8. The intelligent sports headphone system based on electromyography intention recognition and scene-based sound field reconstruction according to claim 6, characterized in that, When the fatigue- and safety-based dual early warning unit executes the graded sound field early warning based on the sound information of the surrounding environment and the muscle fatigue state, it includes: When the muscle fatigue state is mild, a mild warning is triggered, and a prompt sound is superimposed on the sound field reconstruction signal; When the muscle fatigue state is severe fatigue, a severe warning is triggered, the volume of the exercise audio is automatically reduced, and a fatigue reminder voice is played. When the intensity of the detected transient safety noise exceeds the preset threshold, a safety warning is triggered. The motion audio output is paused within the preset response time, and the location information of the ambient sound source where the wearer is located is focused and a location prompt sound is output.
9. The intelligent sports headphone system based on electromyography intention recognition and scene-based sound field reconstruction according to claim 1, characterized in that, The multi-source perception fusion module integrates several hardware units, including an environmental noise microphone, a motion scene recognition sensor, and a GPS positioning unit. The ambient noise microphone is used to collect ambient acoustic data, the motion scene recognition sensor is used to collect the wearer's motion posture data, and the GPS positioning unit is used to collect spatial positioning data.
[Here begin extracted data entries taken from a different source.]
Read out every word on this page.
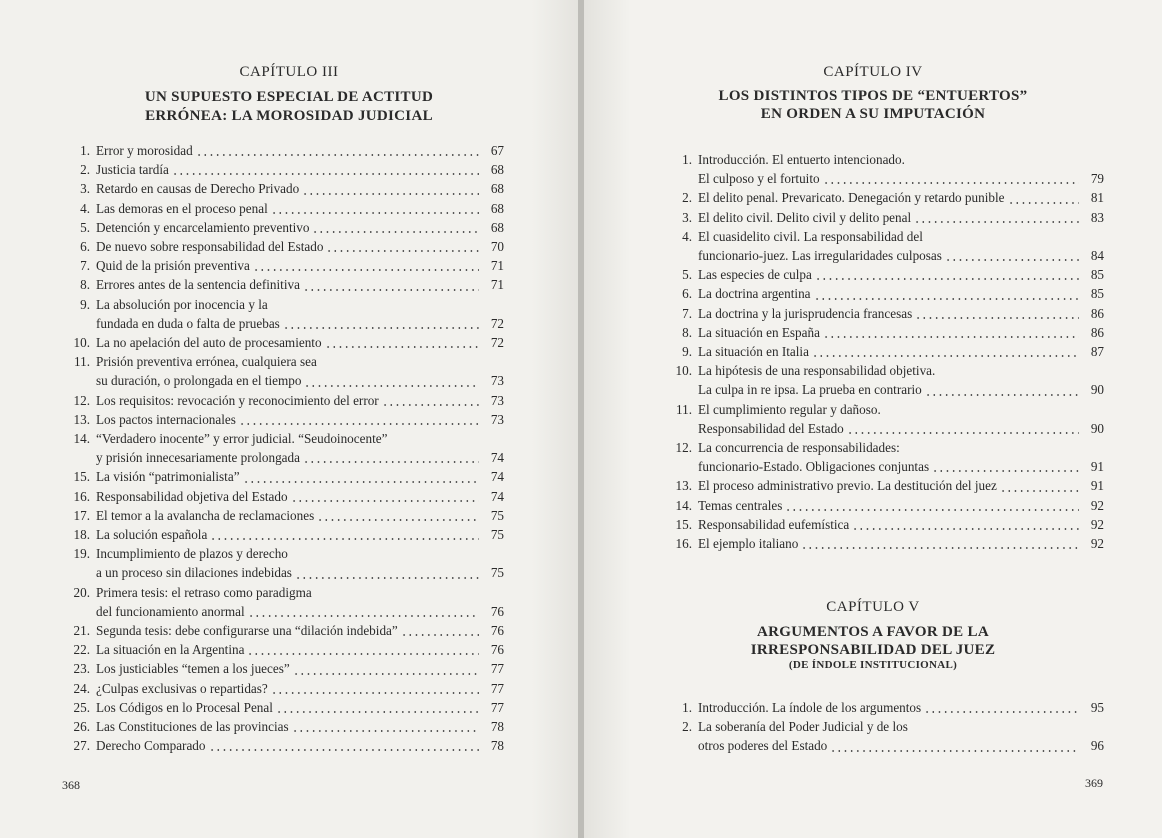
CAPÍTULO III
UN SUPUESTO ESPECIAL DE ACTITUD
ERRÓNEA: LA MOROSIDAD JUDICIAL
1. Error y morosidad	67
2. Justicia tardía	68
3. Retardo en causas de Derecho Privado	68
4. Las demoras en el proceso penal	68
5. Detención y encarcelamiento preventivo	68
6. De nuevo sobre responsabilidad del Estado	70
7. Quid de la prisión preventiva	71
8. Errores antes de la sentencia definitiva	71
9. La absolución por inocencia y la
fundada en duda o falta de pruebas	72
10. La no apelación del auto de procesamiento	72
11. Prisión preventiva errónea, cualquiera sea
su duración, o prolongada en el tiempo	73
12. Los requisitos: revocación y reconocimiento del error	73
13. Los pactos internacionales	73
14. “Verdadero inocente” y error judicial. “Seudoinocente”
y prisión innecesariamente prolongada	74
15. La visión “patrimonialista”	74
16. Responsabilidad objetiva del Estado	74
17. El temor a la avalancha de reclamaciones	75
18. La solución española	75
19. Incumplimiento de plazos y derecho
a un proceso sin dilaciones indebidas	75
20. Primera tesis: el retraso como paradigma
del funcionamiento anormal	76
21. Segunda tesis: debe configurarse una “dilación indebida”	76
22. La situación en la Argentina	76
23. Los justiciables “temen a los jueces”	77
24. ¿Culpas exclusivas o repartidas?	77
25. Los Códigos en lo Procesal Penal	77
26. Las Constituciones de las provincias	78
27. Derecho Comparado	78
368
CAPÍTULO IV
LOS DISTINTOS TIPOS DE “ENTUERTOS”
EN ORDEN A SU IMPUTACIÓN
1. Introducción. El entuerto intencionado.
El culposo y el fortuito	79
2. El delito penal. Prevaricato. Denegación y retardo punible	81
3. El delito civil. Delito civil y delito penal	83
4. El cuasidelito civil. La responsabilidad del
funcionario-juez. Las irregularidades culposas	84
5. Las especies de culpa	85
6. La doctrina argentina	85
7. La doctrina y la jurisprudencia francesas	86
8. La situación en España	86
9. La situación en Italia	87
10. La hipótesis de una responsabilidad objetiva.
La culpa in re ipsa. La prueba en contrario	90
11. El cumplimiento regular y dañoso.
Responsabilidad del Estado	90
12. La concurrencia de responsabilidades:
funcionario-Estado. Obligaciones conjuntas	91
13. El proceso administrativo previo. La destitución del juez	91
14. Temas centrales	92
15. Responsabilidad eufemística	92
16. El ejemplo italiano	92
CAPÍTULO V
ARGUMENTOS A FAVOR DE LA
IRRESPONSABILIDAD DEL JUEZ
(DE ÍNDOLE INSTITUCIONAL)
1. Introducción. La índole de los argumentos	95
2. La soberanía del Poder Judicial y de los
otros poderes del Estado	96
369
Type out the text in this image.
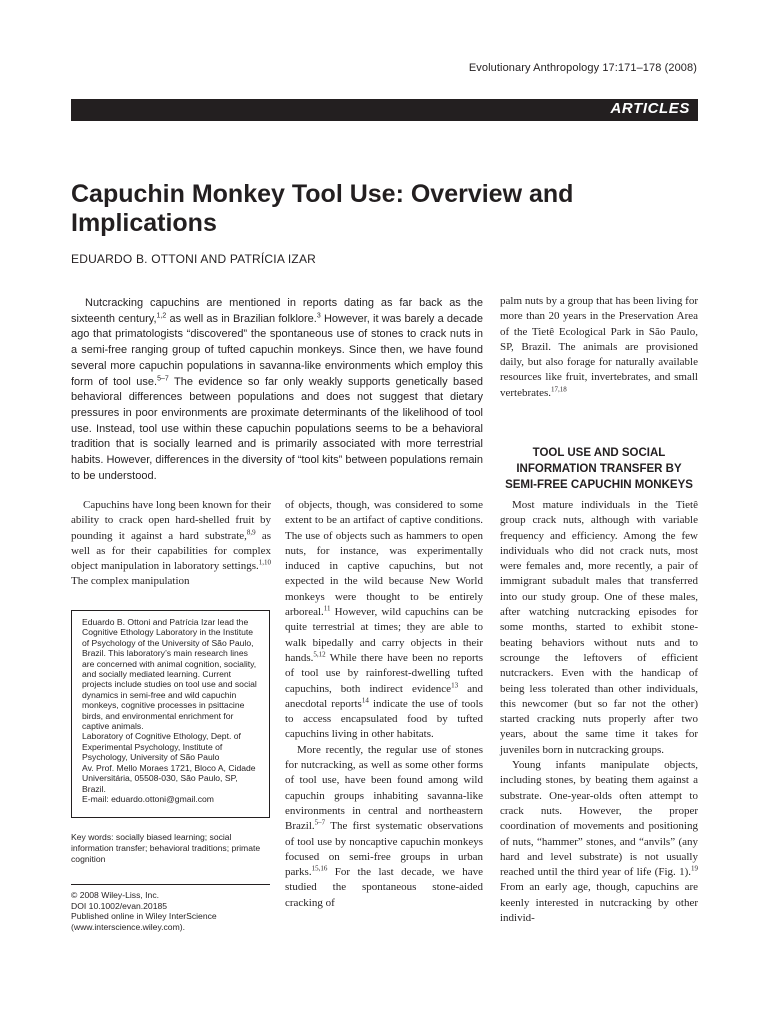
Evolutionary Anthropology 17:171–178 (2008)
ARTICLES
Capuchin Monkey Tool Use: Overview and Implications
EDUARDO B. OTTONI AND PATRÍCIA IZAR
Nutcracking capuchins are mentioned in reports dating as far back as the sixteenth century,$^{1,2}$ as well as in Brazilian folklore.$^3$ However, it was barely a decade ago that primatologists “discovered” the spontaneous use of stones to crack nuts in a semi-free ranging group of tufted capuchin monkeys. Since then, we have found several more capuchin populations in savanna-like environments which employ this form of tool use.$^{5-7}$ The evidence so far only weakly supports genetically based behavioral differences between populations and does not suggest that dietary pressures in poor environments are proximate determinants of the likelihood of tool use. Instead, tool use within these capuchin populations seems to be a behavioral tradition that is socially learned and is primarily associated with more terrestrial habits. However, differences in the diversity of “tool kits” between populations remain to be understood.
palm nuts by a group that has been living for more than 20 years in the Preservation Area of the Tietê Ecological Park in São Paulo, SP, Brazil. The animals are provisioned daily, but also forage for naturally available resources like fruit, invertebrates, and small vertebrates.$^{17,18}$
TOOL USE AND SOCIAL INFORMATION TRANSFER BY SEMI-FREE CAPUCHIN MONKEYS

Capuchins have long been known for their ability to crack open hard-shelled fruit by pounding it against a hard substrate,$^{8,9}$ as well as for their capabilities for complex object manipulation in laboratory settings.$^{1,10}$ The complex manipulation

Eduardo B. Ottoni and Patrícia Izar lead the Cognitive Ethology Laboratory in the Institute of Psychology of the University of São Paulo, Brazil. This laboratory’s main research lines are concerned with animal cognition, sociality, and socially mediated learning. Current projects include studies on tool use and social dynamics in semi-free and wild capuchin monkeys, cognitive processes in psittacine birds, and environmental enrichment for captive animals.
Laboratory of Cognitive Ethology, Dept. of Experimental Psychology, Institute of Psychology, University of São Paulo
Av. Prof. Mello Moraes 1721, Bloco A, Cidade Universitária, 05508-030, São Paulo, SP, Brazil.
E-mail: eduardo.ottoni@gmail.com
Key words: socially biased learning; social information transfer; behavioral traditions; primate cognition
© 2008 Wiley-Liss, Inc.
DOI 10.1002/evan.20185
Published online in Wiley InterScience
(www.interscience.wiley.com).

of objects, though, was considered to some extent to be an artifact of captive conditions. The use of objects such as hammers to open nuts, for instance, was experimentally induced in captive capuchins, but not expected in the wild because New World monkeys were thought to be entirely arboreal.$^{11}$ However, wild capuchins can be quite terrestrial at times; they are able to walk bipedally and carry objects in their hands.$^{5,12}$ While there have been no reports of tool use by rainforest-dwelling tufted capuchins, both indirect evidence$^{13}$ and anecdotal reports$^{14}$ indicate the use of tools to access encapsulated food by tufted capuchins living in other habitats.

More recently, the regular use of stones for nutcracking, as well as some other forms of tool use, have been found among wild capuchin groups inhabiting savanna-like environments in central and northeastern Brazil.$^{5-7}$ The first systematic observations of tool use by noncaptive capuchin monkeys focused on semi-free groups in urban parks.$^{15,16}$ For the last decade, we have studied the spontaneous stone-aided cracking of

Most mature individuals in the Tietê group crack nuts, although with variable frequency and efficiency. Among the few individuals who did not crack nuts, most were females and, more recently, a pair of immigrant subadult males that transferred into our study group. One of these males, after watching nutcracking episodes for some months, started to exhibit stone-beating behaviors without nuts and to scrounge the leftovers of efficient nutcrackers. Even with the handicap of being less tolerated than other individuals, this newcomer (but so far not the other) started cracking nuts properly after two years, about the same time it takes for juveniles born in nutcracking groups.

Young infants manipulate objects, including stones, by beating them against a substrate. One-year-olds often attempt to crack nuts. However, the proper coordination of movements and positioning of nuts, “hammer” stones, and “anvils” (any hard and level substrate) is not usually reached until the third year of life (Fig. 1).$^{19}$ From an early age, though, capuchins are keenly interested in nutcracking by other individ-
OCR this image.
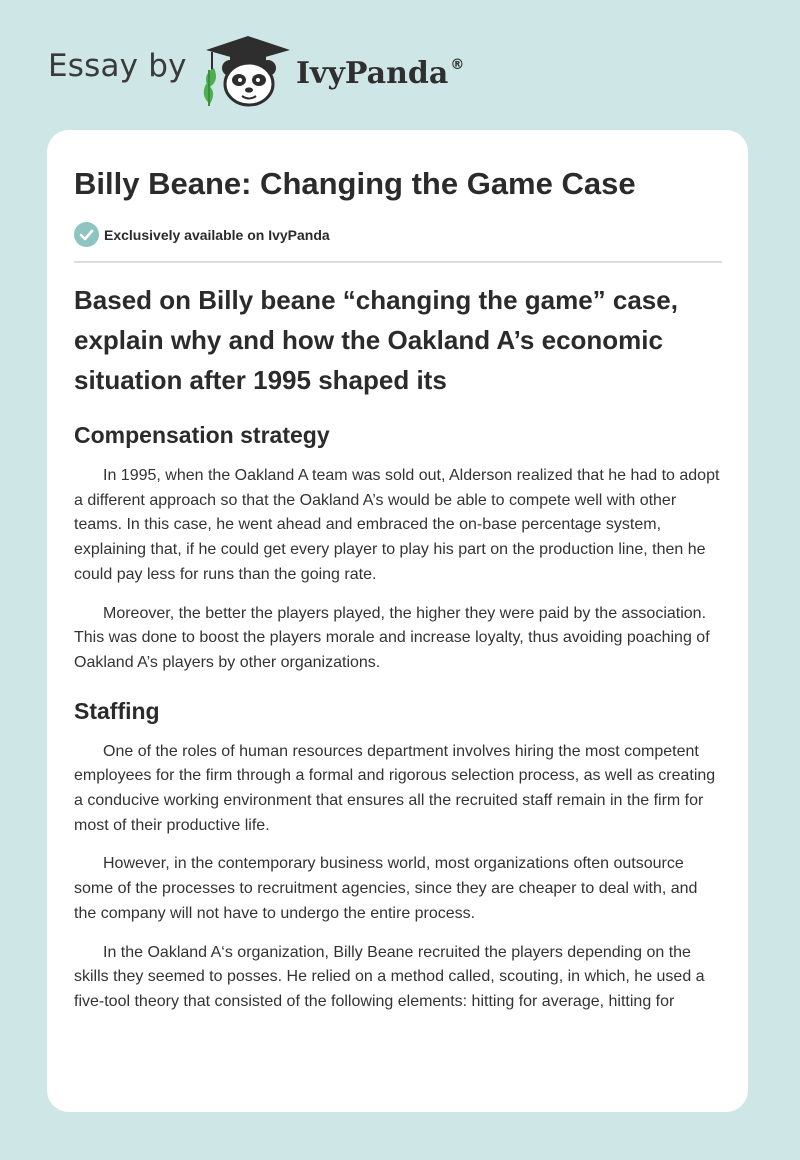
Essay by	IvyPanda ®
Billy Beane: Changing the Game Case
Exclusively available on IvyPanda
Based on Billy beane “changing the game” case, explain why and how the Oakland A’s economic situation after 1995 shaped its
Compensation strategy

In 1995, when the Oakland A team was sold out, Alderson realized that he had to adopt a different approach so that the Oakland A’s would be able to compete well with other teams. In this case, he went ahead and embraced the on-base percentage system, explaining that, if he could get every player to play his part on the production line, then he could pay less for runs than the going rate.

Moreover, the better the players played, the higher they were paid by the association. This was done to boost the players morale and increase loyalty, thus avoiding poaching of Oakland A’s players by other organizations.

Staffing

One of the roles of human resources department involves hiring the most competent employees for the firm through a formal and rigorous selection process, as well as creating a conducive working environment that ensures all the recruited staff remain in the firm for most of their productive life.

However, in the contemporary business world, most organizations often outsource some of the processes to recruitment agencies, since they are cheaper to deal with, and the company will not have to undergo the entire process.

In the Oakland A‘s organization, Billy Beane recruited the players depending on the skills they seemed to posses. He relied on a method called, scouting, in which, he used a five-tool theory that consisted of the following elements: hitting for average, hitting for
10. The intelligent sports headphone system based on electromyography intention recognition and scene-based sound field reconstruction according to claim 9, characterized in that, The multi-source perception fusion module includes a noise classification unit, a scene recognition unit, and a location positioning unit. The noise classification unit is used to identify the sound information of the wearer's environment based on the data collected by the hardware unit. The sound information of the environment includes steady-state motion noise and transient safety noise. The scene recognition unit is used to identify motion scene information based on the data collected by the hardware unit; The orientation positioning unit is used to determine the wearer's direction of movement and the orientation information of the ambient sound source based on the data collected by the hardware unit.